Thursday, March 10, 2011

II.ii. The Fishmonger Scene - French Rock Opera

Halliday's Fishmonger Scene does away with Polonius entirely and makes it about Hamlet's reading, and in so doing gives us a reflective, personal song that intersects with various ideas in the play. You can listen to it HERE, and I follow the text with a rough translation.

Je lis
Quand la vie est jolie, jolie, je lis
Quand il fait triste, et il fait gris, je lis
Quand je suis seul dans mon lit, je lis
Quand même les rêves me fuient, je lis
Quand je cherche un coin d’oubli, je lis
Quand j’ai besoin d’un alibi, je lis
Quand on me sonne l'hallali, je lis
Quand je perds le goût de la vie, je lis
Quand je lis, je lis, je lis quoi ?
Des mots…

I read
When life is pretty, pretty, I read
When it is sad, and it is gray, I read
When I'm alone in my bed, I read
When even my dreams desert me, I read
When I look for a forgotten corner, I read
When I need an alibi, I read
When they trumpet the kill, I read
When I lose the taste for life, I read
When I read, I read, I read what?
Words...

The short song has Hamlet reading, rain or shine, homogenizing his life which he will later compare to a prison. Most of the lines speak to his fatalism, undercutting the hopefulness of the first in which the near homonyms jolie (pretty) and je lis (I read) are playfully confused. The song could almost be sung with jolie (pretty) in place of je lis (I read) throughout, extending the irony. Is Ophelia on Hamlet's mind still? Is his loneliness (colored by his reading books, to use Polonius' words in a later scene) making his mind wander from the page to the love of his life? There may lie the contempt one might understand from the "punchline". I'm reminded of the phrase Jonathan Swift wrote on the envelope containing a lock of his dead wife's hair, "Only a woman's hair". The words Hamlet reads are meant to be a refuge, but in no way do they replace the relationships he has broken off.

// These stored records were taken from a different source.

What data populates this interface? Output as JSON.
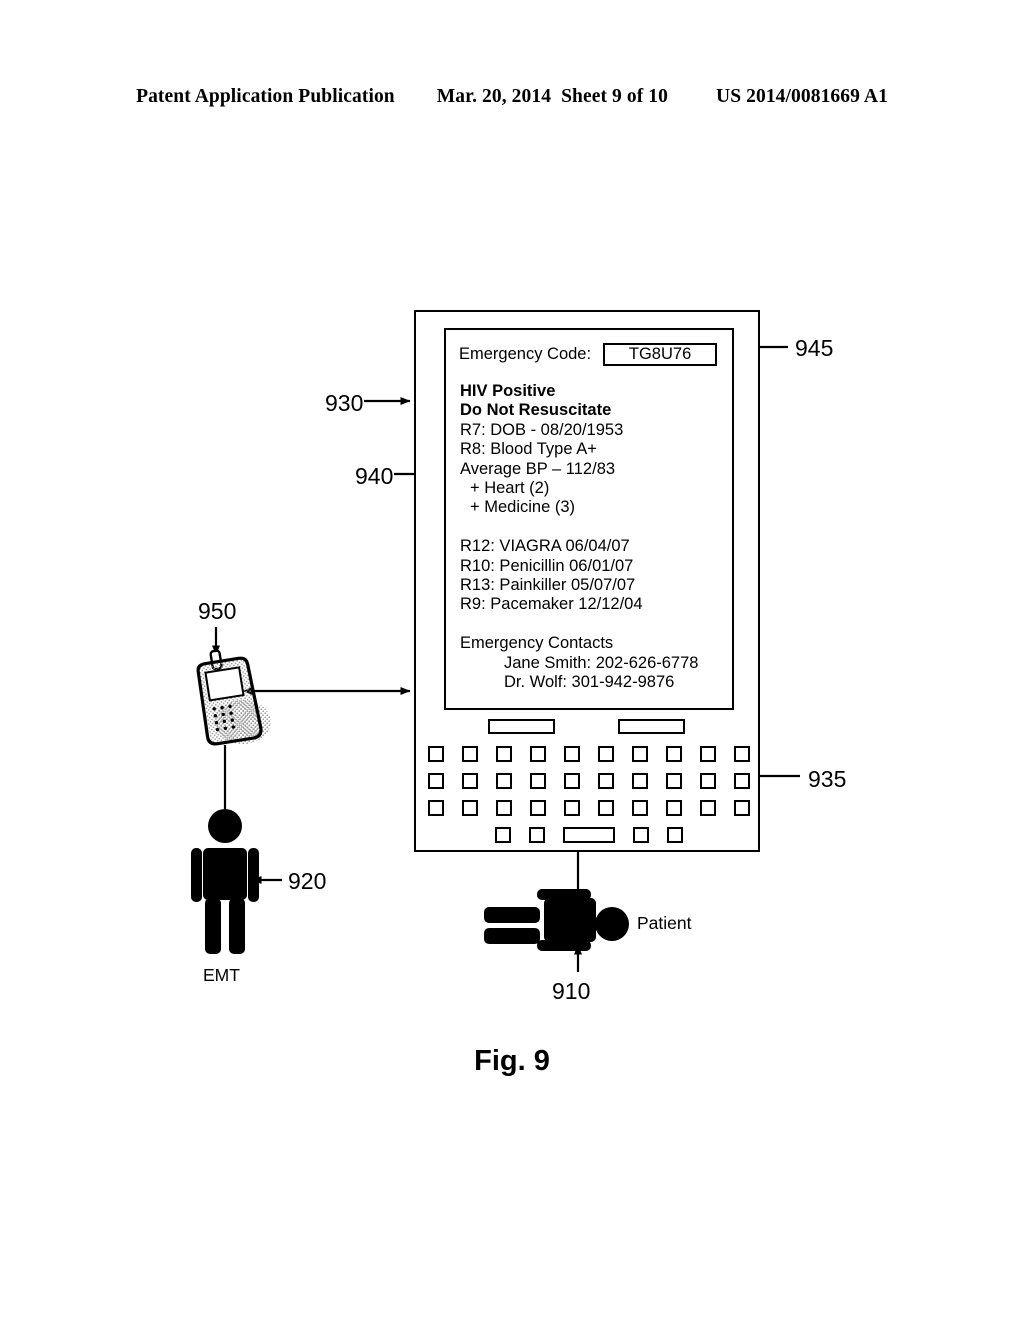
{
  "page_header": {
    "publication": "Patent Application Publication",
    "date": "Mar. 20, 2014",
    "sheet": "Sheet 9 of 10",
    "patent_number": "US 2014/0081669 A1"
  },
  "figure": {
    "caption": "Fig. 9"
  },
  "device": {
    "screen": {
      "emergency_code_label": "Emergency Code:",
      "emergency_code_value": "TG8U76",
      "alerts": [
        "HIV Positive",
        "Do Not Resuscitate"
      ],
      "vitals": [
        "R7: DOB - 08/20/1953",
        "R8: Blood Type A+",
        "Average BP – 112/83"
      ],
      "categories": [
        "+ Heart (2)",
        "+ Medicine (3)"
      ],
      "records": [
        "R12: VIAGRA 06/04/07",
        "R10: Penicillin 06/01/07",
        "R13: Painkiller 05/07/07",
        "R9: Pacemaker 12/12/04"
      ],
      "contacts_heading": "Emergency Contacts",
      "contacts": [
        "Jane Smith: 202-626-6778",
        "Dr. Wolf:  301-942-9876"
      ]
    },
    "keyboard": {
      "softkeys": [
        "",
        ""
      ],
      "rows": [
        10,
        10,
        10
      ],
      "bottom_row_keys": 4
    }
  },
  "reference_numerals": {
    "device_body": "930",
    "screen": "940",
    "emergency_code_box": "945",
    "keyboard": "935",
    "mobile_phone": "950",
    "emt_person": "920",
    "patient": "910"
  },
  "labels": {
    "emt": "EMT",
    "patient": "Patient"
  },
  "colors": {
    "ink": "#000000",
    "background": "#ffffff"
  }
}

Without the comic context of the Hamlet-Polonius interplay, "words, words, words" takes on some of the meaning behind the "What a rogue and peasant slave am I" speech, in which Hamlet is outraged that he must "unpack his heart with words", or the earlier speech on how his grief cannot be properly contained in "actions that a man might play".

The song reveals a possible staging where "words, words, words" can be pronounced in an aside to take on more personal meaning.